As we redesign performance management for our clients, managers sometimes explain that they appreciate employee self-assessments since they highlight accomplishments that the manager might not otherwise remember.

Those managers might as well say to us, “I’m not able to perform my managerial responsibilities, so I rely on my direct reports to do my job for me.” Sound a little harsh?

A people manager must set clear goals, coach their team and review performance. If they are unable to recall their team member’s performance and behaviors, one of a few things may have gone wrong. First, they did not set clear goals. The manager is unable to review accomplishments because there are no objectives to review against.

Second, they may not have been coaching and giving feedback during the year. If they had been regularly coaching their employees, they would have had many opportunities to observe and discuss the employee’s performance and behavior with them.

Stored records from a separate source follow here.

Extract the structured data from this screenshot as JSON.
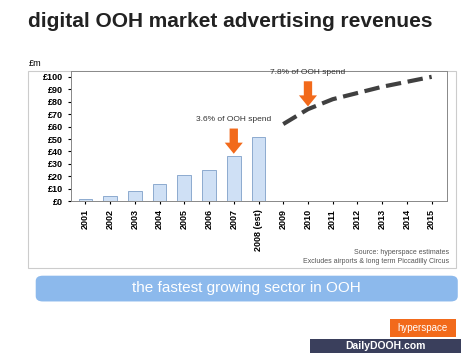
{
  "chart_data": {
    "type": "bar",
    "title": "digital OOH market advertising revenues",
    "y_unit_label": "£m",
    "categories": [
      "2001",
      "2002",
      "2003",
      "2004",
      "2005",
      "2006",
      "2007",
      "2008 (est)",
      "2009",
      "2010",
      "2011",
      "2012",
      "2013",
      "2014",
      "2015"
    ],
    "series": [
      {
        "type": "bar",
        "color": "#cfe0f5",
        "values": [
          2,
          4,
          8,
          14,
          21,
          25,
          36,
          52,
          null,
          null,
          null,
          null,
          null,
          null,
          null
        ]
      },
      {
        "type": "line",
        "color": "#404040",
        "line_style": "dashed",
        "values": [
          null,
          null,
          null,
          null,
          null,
          null,
          null,
          null,
          62,
          74,
          82,
          87,
          92,
          96,
          100
        ]
      }
    ],
    "ylim": [
      0,
      105
    ],
    "yticks": [
      {
        "value": 0,
        "label": "£0"
      },
      {
        "value": 10,
        "label": "£10"
      },
      {
        "value": 20,
        "label": "£20"
      },
      {
        "value": 30,
        "label": "£30"
      },
      {
        "value": 40,
        "label": "£40"
      },
      {
        "value": 50,
        "label": "£50"
      },
      {
        "value": 60,
        "label": "£60"
      },
      {
        "value": 70,
        "label": "£70"
      },
      {
        "value": 80,
        "label": "£80"
      },
      {
        "value": 90,
        "label": "£90"
      },
      {
        "value": 100,
        "label": "£100"
      }
    ],
    "grid": false,
    "annotations": [
      {
        "text": "3.6% of OOH spend",
        "category": "2007",
        "series": 0
      },
      {
        "text": "7.8% of OOH spend",
        "category": "2010",
        "series": 1
      }
    ],
    "notes": [
      "Source: hyperspace estimates",
      "Excludes airports & long term Piccadilly Circus"
    ],
    "banner": "the fastest growing sector in OOH",
    "logos": [
      "hyperspace",
      "DailyDOOH.com"
    ]
  }
}
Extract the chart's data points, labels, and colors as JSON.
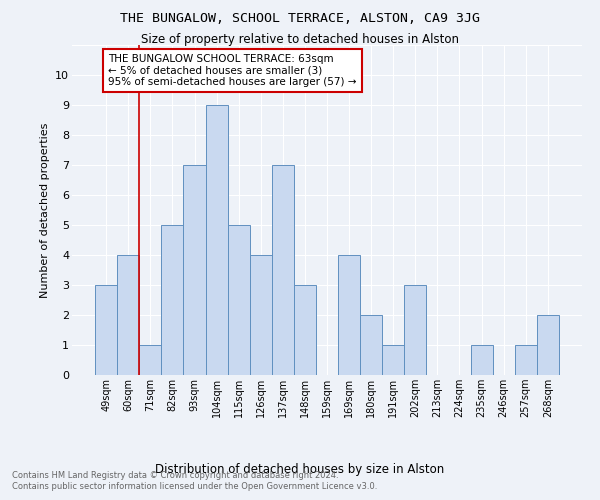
{
  "title": "THE BUNGALOW, SCHOOL TERRACE, ALSTON, CA9 3JG",
  "subtitle": "Size of property relative to detached houses in Alston",
  "xlabel": "Distribution of detached houses by size in Alston",
  "ylabel": "Number of detached properties",
  "bar_labels": [
    "49sqm",
    "60sqm",
    "71sqm",
    "82sqm",
    "93sqm",
    "104sqm",
    "115sqm",
    "126sqm",
    "137sqm",
    "148sqm",
    "159sqm",
    "169sqm",
    "180sqm",
    "191sqm",
    "202sqm",
    "213sqm",
    "224sqm",
    "235sqm",
    "246sqm",
    "257sqm",
    "268sqm"
  ],
  "bar_values": [
    3,
    4,
    1,
    5,
    7,
    9,
    5,
    4,
    7,
    3,
    0,
    4,
    2,
    1,
    3,
    0,
    0,
    1,
    0,
    1,
    2
  ],
  "bar_color": "#c9d9f0",
  "bar_edge_color": "#6090c0",
  "vline_color": "#cc0000",
  "annotation_text": "THE BUNGALOW SCHOOL TERRACE: 63sqm\n← 5% of detached houses are smaller (3)\n95% of semi-detached houses are larger (57) →",
  "annotation_box_color": "#ffffff",
  "annotation_box_edge": "#cc0000",
  "footer1": "Contains HM Land Registry data © Crown copyright and database right 2024.",
  "footer2": "Contains public sector information licensed under the Open Government Licence v3.0.",
  "ylim": [
    0,
    11
  ],
  "yticks": [
    0,
    1,
    2,
    3,
    4,
    5,
    6,
    7,
    8,
    9,
    10,
    11
  ],
  "background_color": "#eef2f8",
  "grid_color": "#ffffff",
  "title_fontsize": 9.5,
  "subtitle_fontsize": 8.5
}
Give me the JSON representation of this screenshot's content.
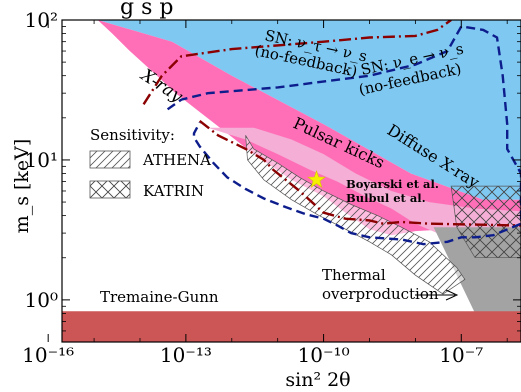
{
  "title_fragment": "g    s     p",
  "chart_data": {
    "type": "area",
    "xscale": "log",
    "yscale": "log",
    "xlabel": "sin² 2θ",
    "ylabel": "m_s [keV]",
    "xlim": [
      2e-16,
      2e-06
    ],
    "ylim": [
      0.5,
      100
    ],
    "x_ticks": [
      1e-16,
      1e-13,
      1e-10,
      1e-07
    ],
    "x_tick_labels": [
      "10⁻¹⁶",
      "10⁻¹³",
      "10⁻¹⁰",
      "10⁻⁷"
    ],
    "y_ticks": [
      1,
      10,
      100
    ],
    "y_tick_labels": [
      "10⁰",
      "10¹",
      "10²"
    ],
    "regions": [
      {
        "name": "Diffuse X-ray",
        "color": "#7ec8f2",
        "points": [
          [
            1.2e-15,
            100
          ],
          [
            2e-06,
            100
          ],
          [
            2e-06,
            5.2
          ],
          [
            3e-07,
            5.2
          ],
          [
            8e-09,
            8
          ],
          [
            1e-10,
            18
          ],
          [
            1e-12,
            40
          ],
          [
            5e-14,
            70
          ]
        ]
      },
      {
        "name": "X-ray",
        "color": "#ff6fb8",
        "points": [
          [
            1.2e-15,
            100
          ],
          [
            5e-14,
            70
          ],
          [
            1e-12,
            40
          ],
          [
            1e-10,
            18
          ],
          [
            8e-09,
            8
          ],
          [
            3e-07,
            5.2
          ],
          [
            2e-06,
            5.2
          ],
          [
            2e-06,
            3.2
          ],
          [
            5e-08,
            3.2
          ],
          [
            1e-08,
            3.1
          ],
          [
            3e-09,
            2.9
          ],
          [
            1e-09,
            3.2
          ],
          [
            3e-10,
            4.2
          ],
          [
            1e-10,
            5.5
          ],
          [
            2e-11,
            7.2
          ],
          [
            3e-12,
            11
          ],
          [
            7e-13,
            16
          ],
          [
            2e-13,
            22
          ],
          [
            6e-14,
            30
          ],
          [
            2e-14,
            42
          ],
          [
            6e-15,
            60
          ],
          [
            2.5e-15,
            80
          ]
        ]
      },
      {
        "name": "Pulsar kicks",
        "color": "#f5aed5",
        "points": [
          [
            3e-13,
            17
          ],
          [
            3e-12,
            17
          ],
          [
            2e-11,
            14
          ],
          [
            1e-10,
            11
          ],
          [
            5e-10,
            8
          ],
          [
            3e-09,
            6
          ],
          [
            2e-08,
            5
          ],
          [
            2e-07,
            4.5
          ],
          [
            2e-06,
            4.3
          ],
          [
            2e-06,
            1.5
          ],
          [
            1e-07,
            1.5
          ],
          [
            3e-08,
            3
          ],
          [
            1e-08,
            3.5
          ],
          [
            3e-09,
            4.5
          ],
          [
            8e-10,
            5.5
          ],
          [
            2e-10,
            7
          ],
          [
            5e-11,
            8.5
          ],
          [
            1e-11,
            11
          ],
          [
            2e-12,
            14
          ]
        ]
      },
      {
        "name": "Thermal overproduction",
        "color": "#a3a3a3",
        "points": [
          [
            2.5e-08,
            3.3
          ],
          [
            2e-06,
            3.3
          ],
          [
            2e-06,
            0.5
          ],
          [
            4e-07,
            0.5
          ],
          [
            2e-07,
            0.8
          ],
          [
            8e-08,
            1.5
          ]
        ]
      },
      {
        "name": "Tremaine-Gunn",
        "color": "#cc5656",
        "points": [
          [
            2e-16,
            0.5
          ],
          [
            2e-06,
            0.5
          ],
          [
            2e-06,
            0.83
          ],
          [
            2e-16,
            0.83
          ]
        ]
      }
    ],
    "sensitivity": [
      {
        "name": "ATHENA",
        "hatch": "diagonal",
        "points": [
          [
            2e-12,
            15
          ],
          [
            3e-12,
            12
          ],
          [
            1e-11,
            9.5
          ],
          [
            3e-11,
            7.5
          ],
          [
            1e-10,
            6
          ],
          [
            4e-10,
            4.8
          ],
          [
            1.5e-09,
            4
          ],
          [
            5e-09,
            3.3
          ],
          [
            2e-08,
            2.6
          ],
          [
            4e-08,
            2.1
          ],
          [
            8e-08,
            1.7
          ],
          [
            1.2e-07,
            1.4
          ],
          [
            4e-08,
            1.1
          ],
          [
            1e-08,
            1.5
          ],
          [
            3e-09,
            2.1
          ],
          [
            1e-09,
            2.6
          ],
          [
            3e-10,
            3.2
          ],
          [
            8e-11,
            4
          ],
          [
            2e-11,
            5.2
          ],
          [
            5e-12,
            7.2
          ],
          [
            2.2e-12,
            10
          ]
        ]
      },
      {
        "name": "KATRIN",
        "hatch": "cross",
        "points": [
          [
            6e-08,
            6.5
          ],
          [
            2e-06,
            6.5
          ],
          [
            2e-06,
            2.0
          ],
          [
            2e-07,
            2.0
          ],
          [
            8e-08,
            3.3
          ]
        ]
      }
    ],
    "lines": [
      {
        "name": "SN: ν_τ → ν_s (no-feedback)",
        "style": "dashdot",
        "color": "#8b0000",
        "points": [
          [
            1.2e-14,
            25
          ],
          [
            3e-14,
            40
          ],
          [
            8e-14,
            55
          ],
          [
            1e-12,
            62
          ],
          [
            1e-10,
            70
          ],
          [
            1e-09,
            75
          ],
          [
            1e-08,
            77
          ],
          [
            3e-08,
            85
          ],
          [
            6e-08,
            100
          ]
        ]
      },
      {
        "name": "Pulsar kicks boundary",
        "style": "dashdot",
        "color": "#8b0000",
        "points": [
          [
            2e-13,
            19
          ],
          [
            5e-13,
            15
          ],
          [
            2e-12,
            12
          ],
          [
            5e-12,
            10
          ],
          [
            8e-12,
            8.5
          ],
          [
            3e-11,
            6
          ],
          [
            1e-10,
            4.2
          ],
          [
            3e-10,
            3.8
          ],
          [
            1e-09,
            3.7
          ],
          [
            2e-09,
            3.5
          ],
          [
            5e-09,
            3.6
          ],
          [
            2e-08,
            3.5
          ],
          [
            2e-06,
            3.4
          ]
        ]
      },
      {
        "name": "SN: ν_e → ν_s (no-feedback)",
        "style": "dashed",
        "color": "#0d1d8c",
        "points": [
          [
            4e-14,
            23
          ],
          [
            8e-14,
            27
          ],
          [
            3e-13,
            30
          ],
          [
            1e-11,
            33
          ],
          [
            1e-09,
            40
          ],
          [
            1e-08,
            48
          ],
          [
            5e-08,
            60
          ],
          [
            1e-07,
            90
          ],
          [
            3e-07,
            85
          ],
          [
            6e-07,
            75
          ],
          [
            8e-07,
            40
          ],
          [
            1e-06,
            18
          ],
          [
            1e-06,
            12
          ],
          [
            2e-06,
            8
          ],
          [
            2e-06,
            3.5
          ],
          [
            5e-07,
            2.9
          ],
          [
            2e-07,
            2.8
          ],
          [
            1e-07,
            2.8
          ],
          [
            5e-08,
            2.6
          ],
          [
            1.5e-08,
            2.5
          ],
          [
            5e-09,
            2.7
          ],
          [
            1e-09,
            2.8
          ],
          [
            4e-10,
            3
          ],
          [
            2e-10,
            3.4
          ],
          [
            1e-10,
            3.8
          ],
          [
            4e-11,
            4.1
          ],
          [
            1.5e-11,
            4.6
          ],
          [
            5e-12,
            5.3
          ],
          [
            2e-12,
            6.2
          ],
          [
            8e-13,
            7.5
          ],
          [
            4e-13,
            9.5
          ],
          [
            2e-13,
            12.5
          ],
          [
            1.5e-13,
            14.5
          ],
          [
            1.5e-13,
            15.5
          ],
          [
            2e-13,
            18.5
          ]
        ]
      }
    ],
    "annotations": {
      "xray": "X-ray",
      "diffuse": "Diffuse X-ray",
      "pulsar": "Pulsar kicks",
      "sn_tau_1": "SN: ν_τ → ν_s",
      "sn_tau_2": "(no-feedback)",
      "sn_e_1": "SN: ν_e → ν_s",
      "sn_e_2": "(no-feedback)",
      "boyarski_1": "Boyarski et al.",
      "boyarski_2": "Bulbul et al.",
      "thermal_1": "Thermal",
      "thermal_2": "overproduction",
      "tremaine": "Tremaine-Gunn",
      "sensitivity_title": "Sensitivity:",
      "legend_athena": "ATHENA",
      "legend_katrin": "KATRIN"
    },
    "star": {
      "x": 7e-11,
      "y": 7.2,
      "color": "#f4f000"
    }
  }
}
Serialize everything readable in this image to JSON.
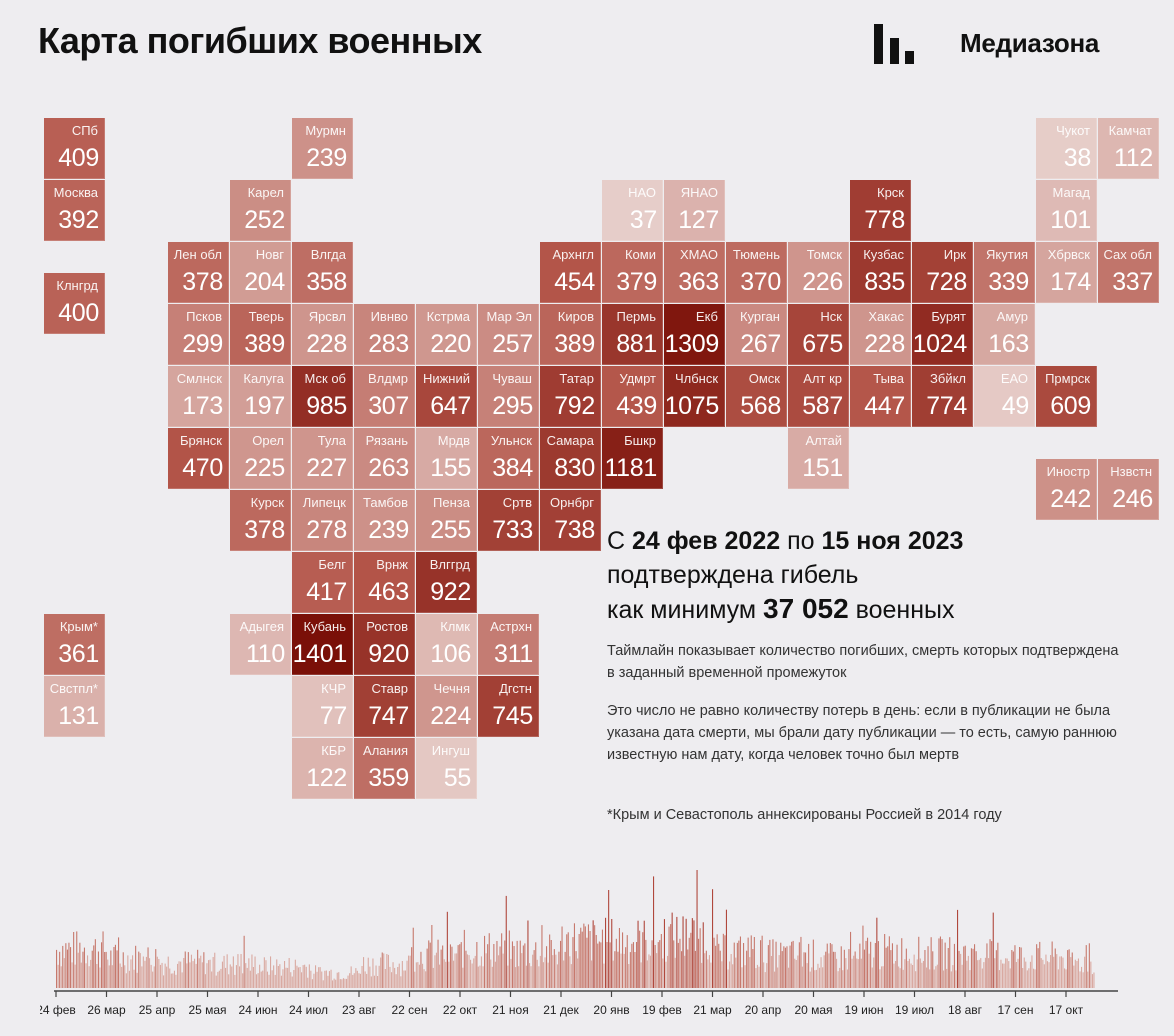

Third, and we find this to be rare, a manager may simply have so many direct reports that it is literally impossible for them to individually track their performance and behaviors. We occasionally see this in positions like nurse manager, where an individual may have 100 nurses in their charge. Even in cases like that, it is possible to build in a span breaker who can take on the reviewer role with a more reasonable span of control.

None of these situations are a reason to rely on employees’ self-reviews for input to the conversation. They are a reason to upskill your people managers and hold them accountable to do their job.

What to do instead

The science suggests, and we strongly endorse, that employees must have a “voice” in the process to consider it fair and legitimate. For this reason, they should be encouraged to fully participate in the review discussion with transparency about its purpose.

If you choose to use self-reviews, employees should understand that their self-assessment is not an input to the review process, or the decisions being made in it. It is essentially an on-line summary of remarks they feel compelled to have “on the record.” Once they have this understanding, we are confident that the vast majority of them will opt-out of self-reviews if they are not required to participate.

There are enough difficult decisions to make when redesigning your company’s approach to managing performance. It should be an easy choice to eliminate the least objective, most bias-inducing and trust-destroying part of the process. Give your employees a voice in their reviews but stop pretending that they have a vote.

Endnotes:

1 https://en.wikipedia.org/wiki/War_and_Peace#:~:text=
The%20novel%20chronicles%20the%20French,of%20five%20Russian%20aristocratic%20families.&text=
Tolstoy%20said%20War%20and%20Peace,still%20less%20a%20historical%20chronicle.%22

2 Hu, Jia, Zhen Zhang, Kaifeng Jiang, and Wansi Chen. “Getting ahead, getting along, and getting prosocial: Examining extraversion facets, peer reactions, and leadership emergence.” Journal of Applied Psychology 104, no. 11 (2019): 1369.

3 Paustian-Underdahl, Samantha C., Lisa Slattery Walker, and David J. Woehr. “Gender and perceptions of leadership effectiveness: A meta-analysis of contextual moderators.” Journal of Applied Psychology 99, no. 6 (2014): 1129.

4 Dunning, David, Chip Heath, and Jerry M. Suls. “Flawed self-assessment: Implications for health, education, and the workplace.” Psychological Science in the Public Interest 5, no. 3 (2004): 69-106.

5 Sedikides, C., & Strube, M. J. (1997). Self evaluation: To thine own self be good, to thine own self be sure, to thine own self be true, and to thine own self be better. In M. P. Zanna (Ed.), Advances in experimental social psychology, Vol. 29 (p. 209–269). Academic Press

6 Ilies, Remus, and Timothy A. Judge. “Goal regulation across time: the effects of feedback and affect.” Journal of Applied Psychology 90, no. 3 (2005): 453.